Por Francisco Fernandes Ladeira.
Em 2002, quando Lula, após três tentativas, enfim, foi eleito presidente da República, a estratégia da elite econômica, contrária à chegada do petista ao Planalto, já estava preparada. Acreditava-se em um governo desastroso, o que comprovaria a hipótese de que o PT só saberia se portar como oposição. No poder, revelar-se-ia malsucedido. Assim, para evitar a reeleição, a grande mídia (porta-voz dos interesses da elite) superdimensionaria e noticiaria todos os erros petistas, preparando a volta do PSDB ao cargo máximo do país.
Não deu certo! Como sabemos, o governo não foi o desastre esperado e Lula não só fora reeleito, como também fez sua sucessora: Dilma Rousseff.
Diante desse quadro, em 2005, já em campanha para a eleição presidencial para o ano seguinte, os grandes grupos de comunicação, em conluio com o STF, transformaram a Ação Penal 470 – processo jurídico que investigou um possível esquema de corrupção no governo Lula – no espetáculo midiático do Mensalão. Tal campanha antipetista, lembrando aos identitários, teve como principal nome o primeiro ministro negro do STF: Joaquim Barbosa.
Na época, primórdios das redes sociais, a grande mídia ainda tinha a prerrogativa exclusiva de ditar a agenda pública nacional. Logo, noticiou-se aos quatro cantos que um escândalo de corrupção estava derretendo o governo Lula junto à população.
A estratégia discursiva – seguida por Globo, Folha, Veja e afins – era a de que o partido que se vendia como arauto da ética se rendeu à corrupção (narrativa que tem grande apelo, sobretudo, na moralista e hipócrita classe média). Diga-se de passagem, lembrando Jessé Souza, nos noticiários da imprensa hegemônica, corrupção só existe no Estado; nunca no mercado.
Até Jô Soares (que muitos, ingenuamente, consideravam que estivesse à esquerda no espectro político) entrou nessa empreitada. Transformou seu programa de entrevistas, aparentemente voltado para o entretenimento, em extensão dos noticiários políticos.
No ano em que Lula tentaria a reeleição, surgia o quadro “Meninas do Jô”, composto por Cristiana Lobo, Lilian Witte Fibe, Ana Maria Tahan e Lúcia Hippolito. “Elas tinham como objetivo falar mal do PT uma vez por semana. Era a primeira guerra da Globo contra Lula, a do ‘mensalão’, vencida pelo petista”, escreveu Eduardo Guimarães, no Blog da Cidadania.
Duas décadas depois, estamos novamente em ano pré-eleitoral, com Lula, provavelmente, buscando a reeleição em 2026. Forjar um desgaste do governo Lula, via judicialização da política, após as farsas de Mensalão e Lava-Jato, parece não colar mais. “A mídia não pode mais se expor em inventar ‘escândalos’ e operações policiais espetaculosas”, escreveu Denise Assis, em artigo no Brasil 247.
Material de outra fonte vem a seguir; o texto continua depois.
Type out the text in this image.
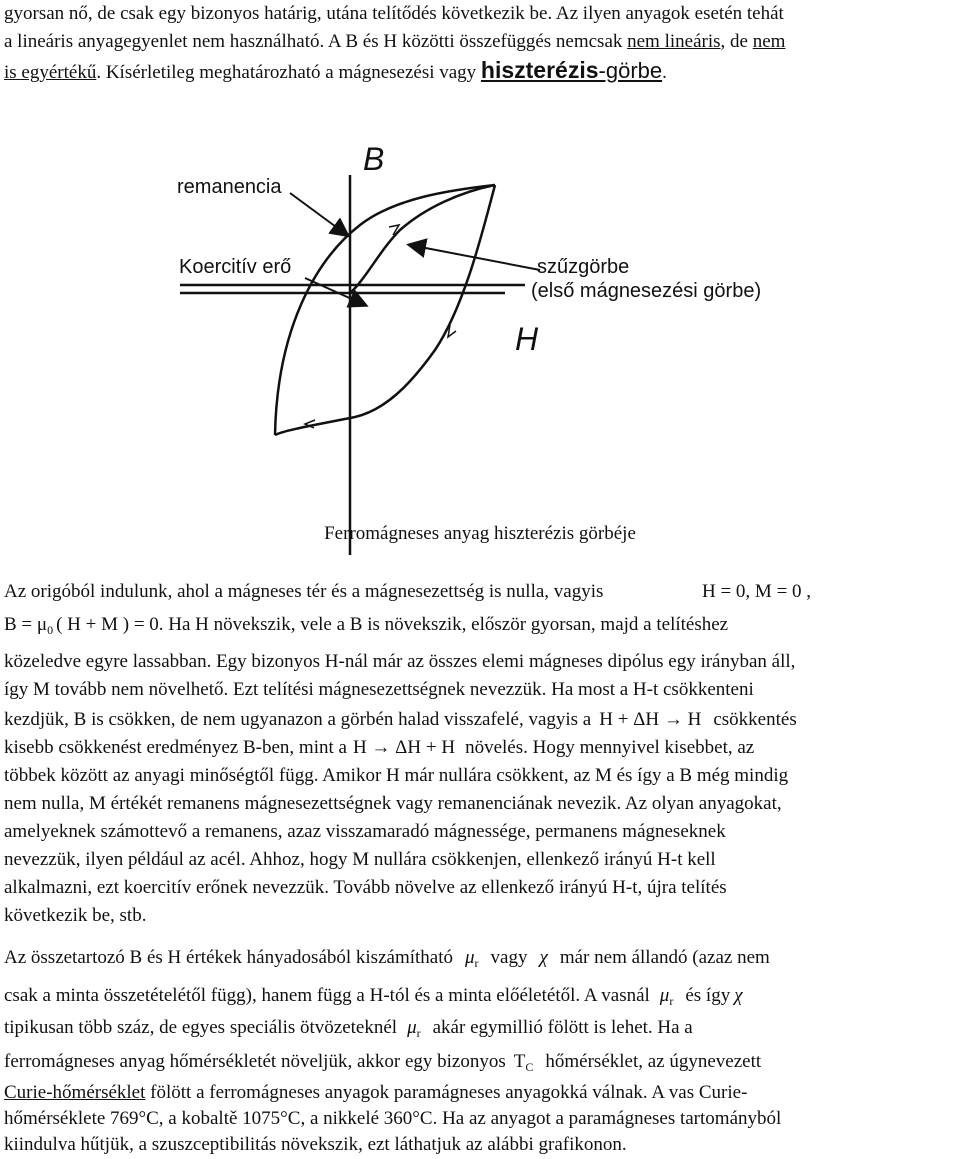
gyorsan nő, de csak egy bizonyos határig, utána telítődés következik be. Az ilyen anyagok esetén tehát
a lineáris anyagegyenlet nem használható. A B és H közötti összefüggés nemcsak nem lineáris, de nem
is egyértékű. Kísérletileg meghatározható a mágnesezési vagy hiszterézis-görbe.
B
H
remanencia
Koercitív erő	szűzgörbe
(első mágnesezési görbe)
Ferromágneses anyag hiszterézis görbéje
Az origóból indulunk, ahol a mágneses tér és a mágnesezettség is nulla, vagyis	H = 0, M = 0 ,
$B = \mu_0$ ( H + M ) = 0. Ha H növekszik, vele a B is növekszik, először gyorsan, majd a telítéshez
közeledve egyre lassabban. Egy bizonyos H-nál már az összes elemi mágneses dipólus egy irányban áll,
így M tovább nem növelhető. Ezt telítési mágnesezettségnek nevezzük. Ha most a H-t csökkenteni
kezdjük, B is csökken, de nem ugyanazon a görbén halad visszafelé, vagyis a H + ΔH → H csökkentés
kisebb csökkenést eredményez B-ben, mint a H → ΔH + H növelés. Hogy mennyivel kisebbet, az
többek között az anyagi minőségtől függ. Amikor H már nullára csökkent, az M és így a B még mindig
nem nulla, M értékét remanens mágnesezettségnek vagy remanenciának nevezik. Az olyan anyagokat,
amelyeknek számottevő a remanens, azaz visszamaradó mágnessége, permanens mágneseknek
nevezzük, ilyen például az acél. Ahhoz, hogy M nullára csökkenjen, ellenkező irányú H-t kell
alkalmazni, ezt koercitív erőnek nevezzük. Tovább növelve az ellenkező irányú H-t, újra telítés
következik be, stb.
Az összetartozó B és H értékek hányadosából kiszámítható $\mu_r$ vagy χ már nem állandó (azaz nem
csak a minta összetételétől függ), hanem függ a H-tól és a minta előéletétől. A vasnál $\mu_r$ és így χ
tipikusan több száz, de egyes speciális ötvözeteknél $\mu_r$ akár egymillió fölött is lehet. Ha a
ferromágneses anyag hőmérsékletét növeljük, akkor egy bizonyos $T_C$ hőmérséklet, az úgynevezett
Curie-hőmérséklet fölött a ferromágneses anyagok paramágneses anyagokká válnak. A vas Curie-
hőmérséklete 769°C, a kobaltě 1075°C, a nikkelé 360°C. Ha az anyagot a paramágneses tartományból
kiindulva hűtjük, a szuszceptibilitás növekszik, ezt láthatjuk az alábbi grafikonon.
Eis que surge aquilo que Reynaldo Aragon e Sara Goes, também no Brasil 247, descrevem como pesquisismo: lógica em que as pesquisas de opinião deixam de ser ferramentas de leitura da realidade para se tornarem instrumentos de sua fabricação.
Trata-se da estetização da política como simulação: uma guerra de narrativas travada por números e gráficos que, na aparência de neutralidade científica, opera dentro do espectro da guerra híbrida e das operações psicológicas. O objetivo não é convencer com argumentos, mas induzir percepções que sirvam a determinados interesses de poder.
Nessa lógica, o governo Lula estaria derretendo, devido à sua impopularidade, a partir dos percentuais apresentados em pesquisas como as da Quaest e do Datafolha.
No entanto, como adverte o professor Wilson Ferreira, do Canal Cinegnose, esses estudos não estão captando algo concreto, objetivo, uma mudança real na opinião pública. Simplesmente refletem a pauta midiática dominante. São tautológicos.
Seguindo essa linha de raciocínio, como bem denunciou Marcos Coimbra, ex-diretor do Instituto Vox Populi, há uma operação casada: um noticiário obstinado sobre temas negativos antes, e uma pesquisa a seguir, explorando aquele nicho do noticiário, que já se impregnou na opinião pública.
Não por acaso, a pesquisa Quaest, contratada pela Genial Investimentos (sempre o “mercado”!), foi bastante ousada em seu diagnóstico: 62% dos brasileiros acham que Lula não deveria disputar a eleição de 2026. É o cenário perfeito para o próximo pleito, segundo os interesses da grande mídia.
Remetendo à conclusão do texto da citada Denise Assis: “de pesquisa em pesquisa, a mídia tem suas manchetes atribuídas aos resultados delas e não mais ao ‘denuncismo’, dos tempos de Lava-Jato. Limpinha, sorridente, gasta horas com comentaristas discutindo onde estão as falhas da comunicação, e as deficiências do ministro A, e do B”.
Desse modo, o anterior conluio “mídia/judiciário” é substituído pela tabelinha “mídia/institutos de pesquisas”. Infelizmente, na própria esquerda, há quem diga que denunciar esta manobra editorial é passar pano para o governo e negacionismo científico (pois questiona a lisura de determinados estudos). É para isso que servem idiotas úteis: corroborar, sob um verniz progressista, a ideologia dominante.